Rebalance redistributes data and indexes among available nodes.
When one or more nodes have been brought into a cluster (either by adding or joining), or have been taken out of a cluster (either through Removal or Failover), rebalance redistributes data and indexes among available nodes. The cluster map is correspondingly updated and distributed to clients. The process occurs while the cluster continues to service requests for data.
On rebalance, vBuckets are redistributed evenly among currently available Data Service nodes. After rebalance, operations are directed to active vBuckets in their updated locations. Rebalance does not interrupt applications' data-access. vBucket data-transfer occurs sequentially: therefore, if rebalance stops for any reason, it can be restarted from the point at which it was stopped.
Note the special case provided by Swap Rebalance, where the number of nodes coming into the cluster is equal to the number of nodes leaving the cluster, ensuring that data is only moved between these nodes.
If nodes have been removed such that the desired number of replicas can no longer be supported, rebalance provides as many replicas as possible. For example, if four Data Service nodes previously supported one bucket with three replicas, and the Data Service node-count is reduced to three, rebalance provides two replicas only. If and when the missing Data Service node is restored or replaced, rebalance will provide three replicas again.
See Intra-Cluster Replication, for information on how data is distributed across nodes.
vBuckets are moved in stages. The stages — which differ, depending on whether the vBucket is an active or a replica vBucket — are described below.
The stages through which rebalance moves a replica vBucket are shown by the following illustration.
The move has two principal phases. Phase 1 is Backfill. Phase 2 is Book-keeping.
Phase 1, Backfill, itself consists of two phases. The first comprises the movement of the replica vBucket data from its node of origin to the memory of the destination node. The second comprises the writing of the replica vBucket data from the memory to the disk of the destination node. The time required for this second phase, which only applies to Couchbase Buckets, is termed Persistence Time. The time required for the entire Backfill process, including Persistence Time, is termed Backfill Time.
Phase 2, Book-keeping, comprises various ancillary tasks required for move-completion. This includes additional Persistence Time, which is required as part of Book-keeping for a vBucket move.
The total time required for the move is calculated by adding Backfill Time to the time required for Phase 2, Book-keeping; and is termed Move Time.

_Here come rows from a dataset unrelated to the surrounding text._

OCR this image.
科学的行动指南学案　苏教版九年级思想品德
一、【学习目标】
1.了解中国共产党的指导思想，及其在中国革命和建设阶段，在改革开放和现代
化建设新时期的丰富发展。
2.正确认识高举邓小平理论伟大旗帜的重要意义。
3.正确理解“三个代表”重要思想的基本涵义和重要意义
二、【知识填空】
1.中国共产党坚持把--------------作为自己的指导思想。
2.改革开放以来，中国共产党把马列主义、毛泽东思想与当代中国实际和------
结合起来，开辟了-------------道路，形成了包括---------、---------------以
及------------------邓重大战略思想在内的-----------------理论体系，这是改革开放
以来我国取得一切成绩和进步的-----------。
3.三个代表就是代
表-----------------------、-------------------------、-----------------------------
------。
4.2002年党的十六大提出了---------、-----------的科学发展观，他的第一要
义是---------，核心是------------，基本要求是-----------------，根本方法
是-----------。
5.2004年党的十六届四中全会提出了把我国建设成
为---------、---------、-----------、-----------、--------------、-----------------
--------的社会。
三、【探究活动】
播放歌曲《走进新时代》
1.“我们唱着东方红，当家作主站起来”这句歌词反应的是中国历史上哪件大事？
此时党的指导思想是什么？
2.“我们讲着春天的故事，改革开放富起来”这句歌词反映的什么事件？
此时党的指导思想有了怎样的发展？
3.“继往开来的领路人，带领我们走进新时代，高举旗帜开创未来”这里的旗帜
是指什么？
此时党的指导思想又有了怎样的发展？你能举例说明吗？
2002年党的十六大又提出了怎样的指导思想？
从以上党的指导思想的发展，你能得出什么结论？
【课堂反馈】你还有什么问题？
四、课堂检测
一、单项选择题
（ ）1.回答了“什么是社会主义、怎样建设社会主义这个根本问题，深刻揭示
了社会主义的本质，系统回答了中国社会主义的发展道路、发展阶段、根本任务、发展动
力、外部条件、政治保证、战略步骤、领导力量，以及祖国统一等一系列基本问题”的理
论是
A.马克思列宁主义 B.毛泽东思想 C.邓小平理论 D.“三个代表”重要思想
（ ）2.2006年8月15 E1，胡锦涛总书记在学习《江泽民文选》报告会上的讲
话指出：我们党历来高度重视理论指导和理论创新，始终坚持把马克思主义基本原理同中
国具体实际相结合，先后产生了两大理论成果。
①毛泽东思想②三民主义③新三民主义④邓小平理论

The stages in which rebalance moves an active vBucket are shown by the following illustration.
The move has four principal phases. Phase 1, Backfill, and Phase 2, Book-keeping, are identical to those required for replica vBuckets.
Phase 3, Active Takeover, comprises the operations required to establish the relocated vBucket as the new active copy. The time required for Phase 3 is termed Takeover Time.

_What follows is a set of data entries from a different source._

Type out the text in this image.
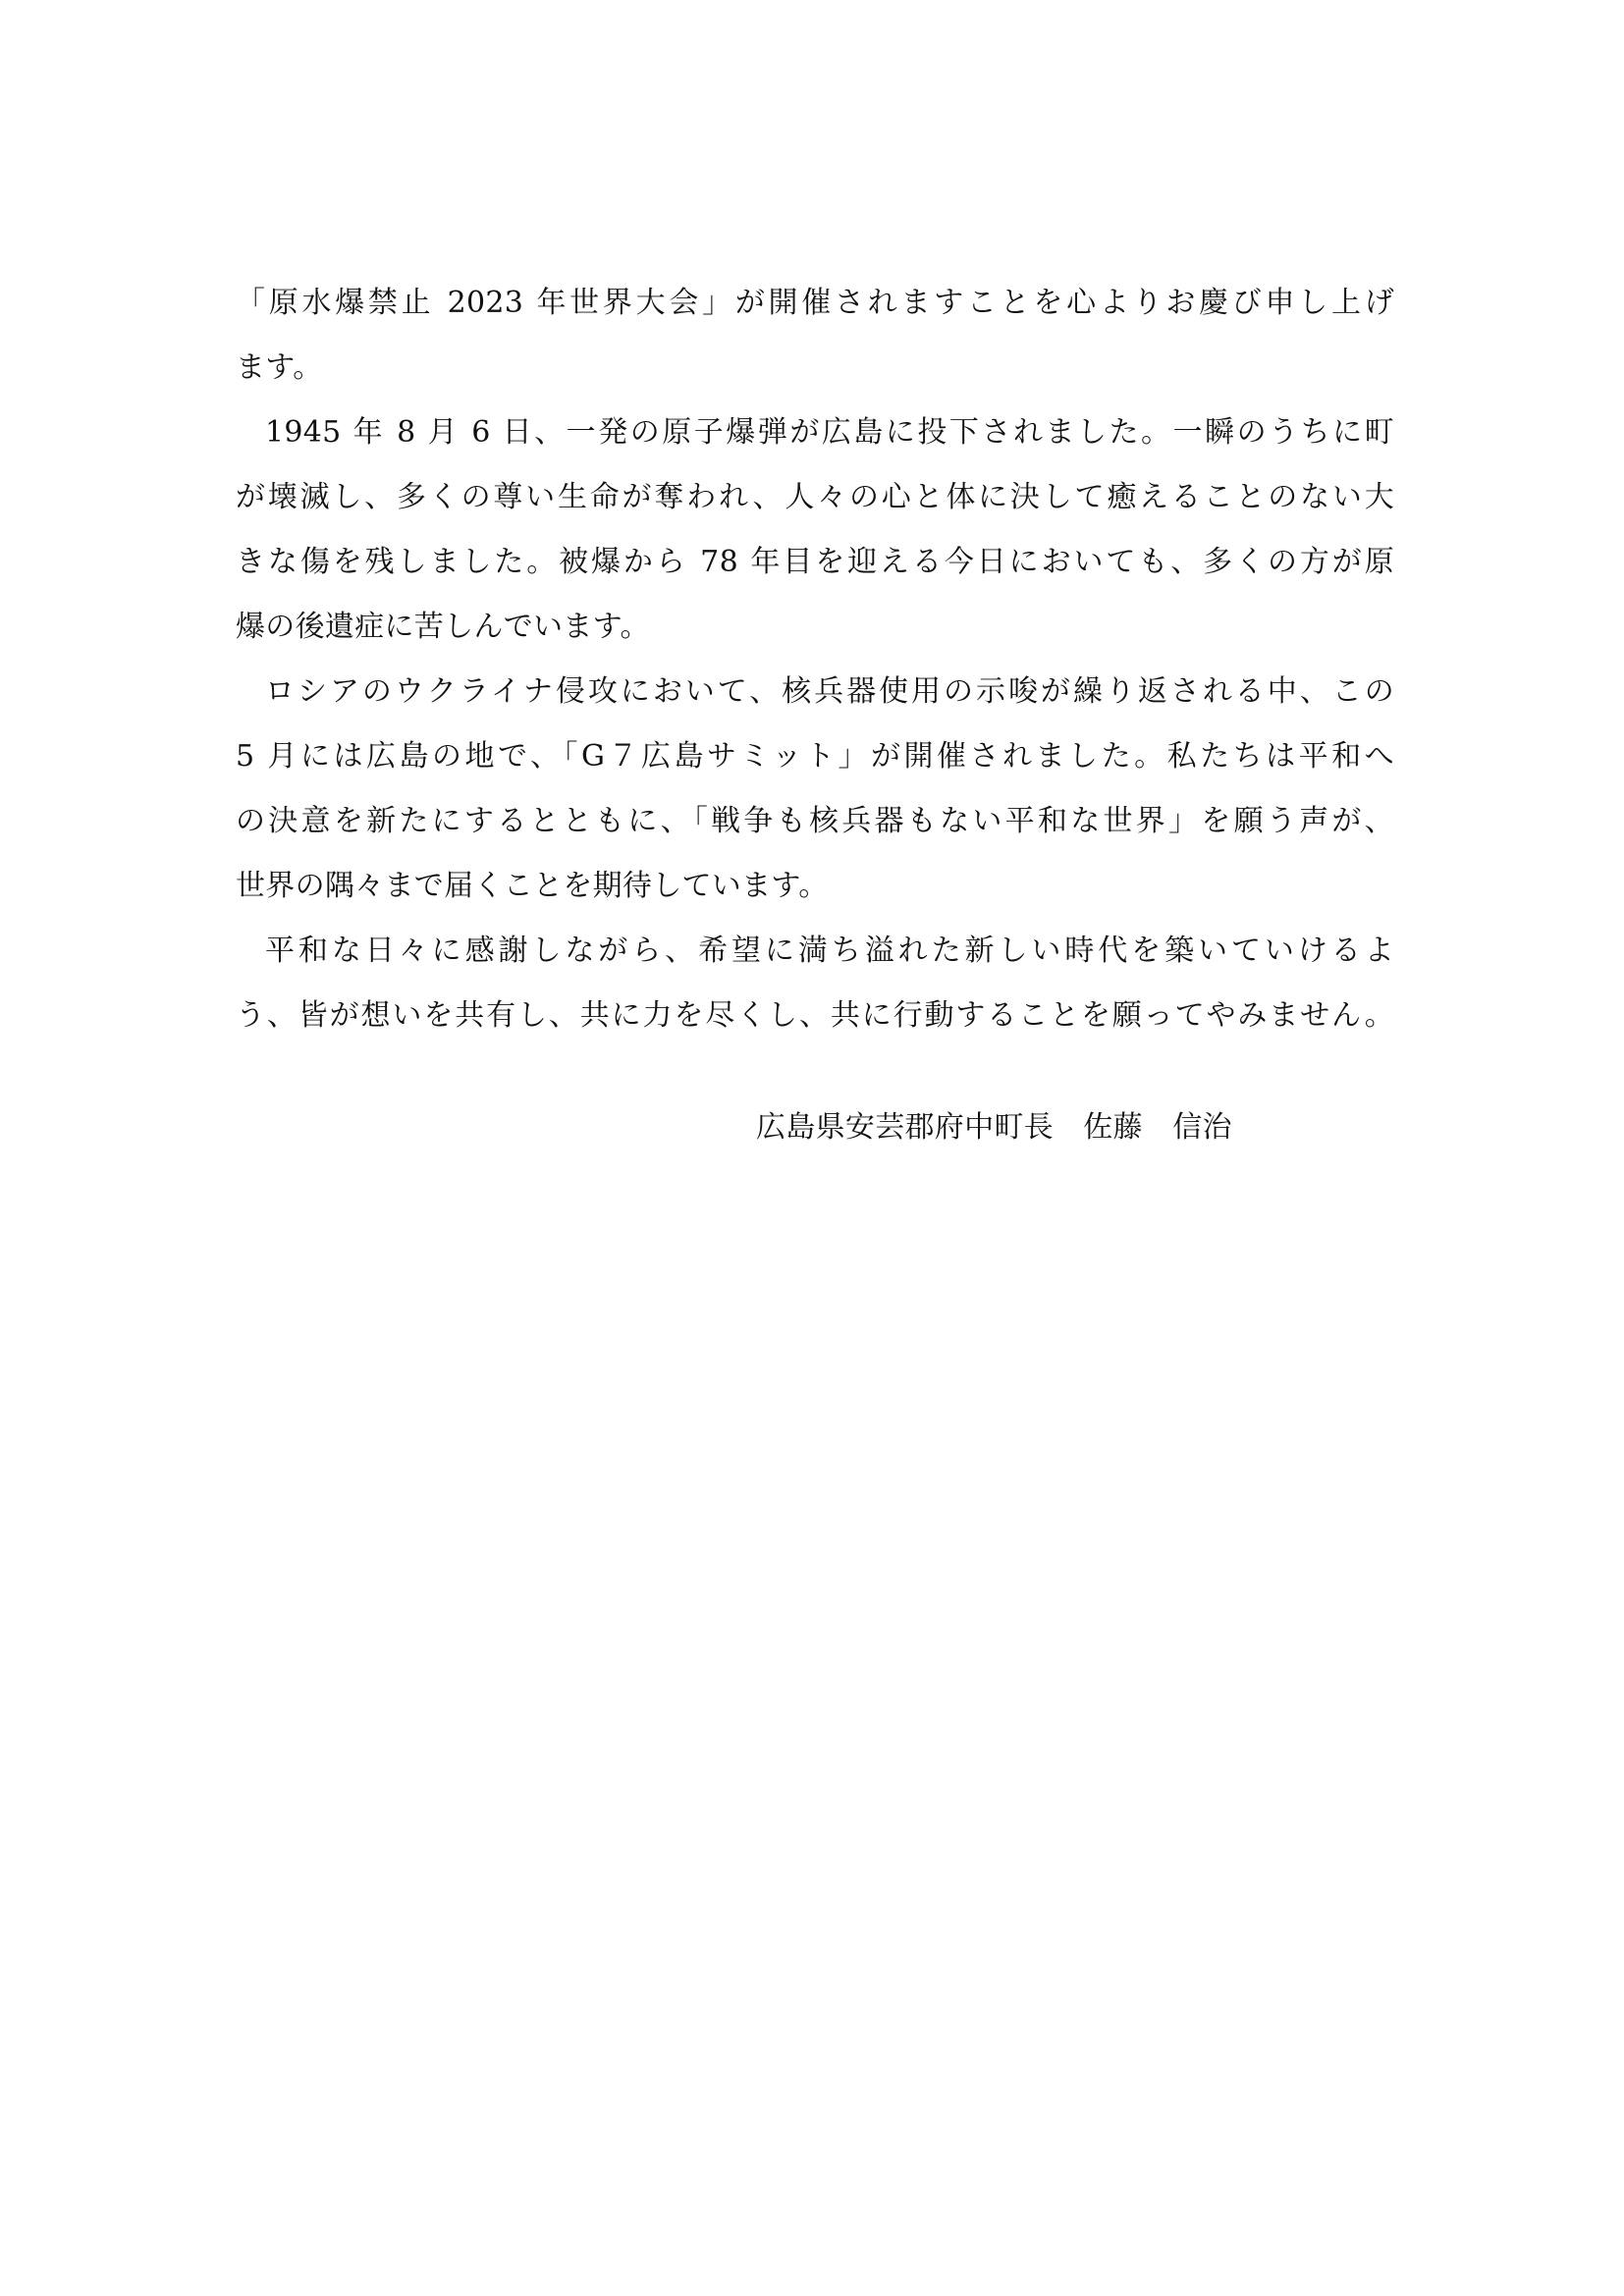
「原水爆禁止 2023 年世界大会」が開催されますことを心よりお慶び申し上げ
ます。
1945 年 8 月 6 日、一発の原子爆弾が広島に投下されました。一瞬のうちに町
が壊滅し、多くの尊い生命が奪われ、人々の心と体に決して癒えることのない大
きな傷を残しました。被爆から 78 年目を迎える今日においても、多くの方が原
爆の後遺症に苦しんでいます。
ロシアのウクライナ侵攻において、核兵器使用の示唆が繰り返される中、この
5 月には広島の地で、「G７広島サミット」が開催されました。私たちは平和へ
の決意を新たにするとともに、「戦争も核兵器もない平和な世界」を願う声が、
世界の隅々まで届くことを期待しています。
平和な日々に感謝しながら、希望に満ち溢れた新しい時代を築いていけるよ
う、皆が想いを共有し、共に力を尽くし、共に行動することを願ってやみません。
広島県安芸郡府中町長　佐藤　信治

Phase 4, Book-keeping, comprises a final set of ancillary tasks, required for move-completion, including persistence.
The total time for the move is termed Move Time.
Rebalance affects different services differently. The effects on services other than the Data Service are described below.
The Index Service maintains a cluster-wide set of index definitions and metadata, which allows the redistribution of indexes and index replicas from removed nodes to nodes that continue as part of the cluster. Indexes that reside on non-removed nodes are unaffected by rebalance.
The rebalance process takes account of nodes' CPU and RAM utilization, and achieves the best resource-balance possible. Note that rebalance does not move indexes or replicas: instead, it rebuilds them in their new locations, using the latest data from the Data Service. If more index replicas exist than can be handled by the number of existing nodes, replicas are dropped: the numbers are automatically made up subsequently, if additional Index Service nodes are added to the cluster.
During rebalance, no index node is removed until index-building has completed on alternative nodes. This ensures uninterrupted access to indexes.
The Search Service automatically partitions its indexes across all Search nodes in the cluster, ensuring that during rebalance, the distribution across all nodes is balanced.
The addition or removal of Query Service nodes during rebalance is immediately effective: an added node is immediately available to serve queries; while a removed node is immediately unavailable, such that ongoing queries are interrupted, requiring the handling of errors or timeouts at application-level.
When an Eventing Service node has been added or removed, rebalance causes vBucket processing ownership to be redistributed among available Eventing Service nodes. After rebalance, the service continues to process mutations: checkpoint information ensures that no mutations are lost.
The Analytics Service uses shadow data, which is a single copy of a subset of the data maintained by the Data Service. The shadow data is not replicated; however, its single copy is partitioned across all cluster nodes that run the Analytics Service. If an Analytics node is permanently removed or replaced, all shadow data must be rebuilt, if and when the Analytics Service is restarted.
If no Analytics Service node has been removed or replaced, shadow data is not affected by rebalance. In consequence of rebalance, the Analytics Service receives an updated cluster map, and continues to work with the modified vBucket-topology.
Rebalance failures can optionally be responded to automatically, with up to 3 retries. The number of seconds required to elapse between retries can also be configured. For information on configuration options, see General Settings. For information on failure-notifications, and options for cancelling rebalance-retries, see Automated Rebalance Failure Handling.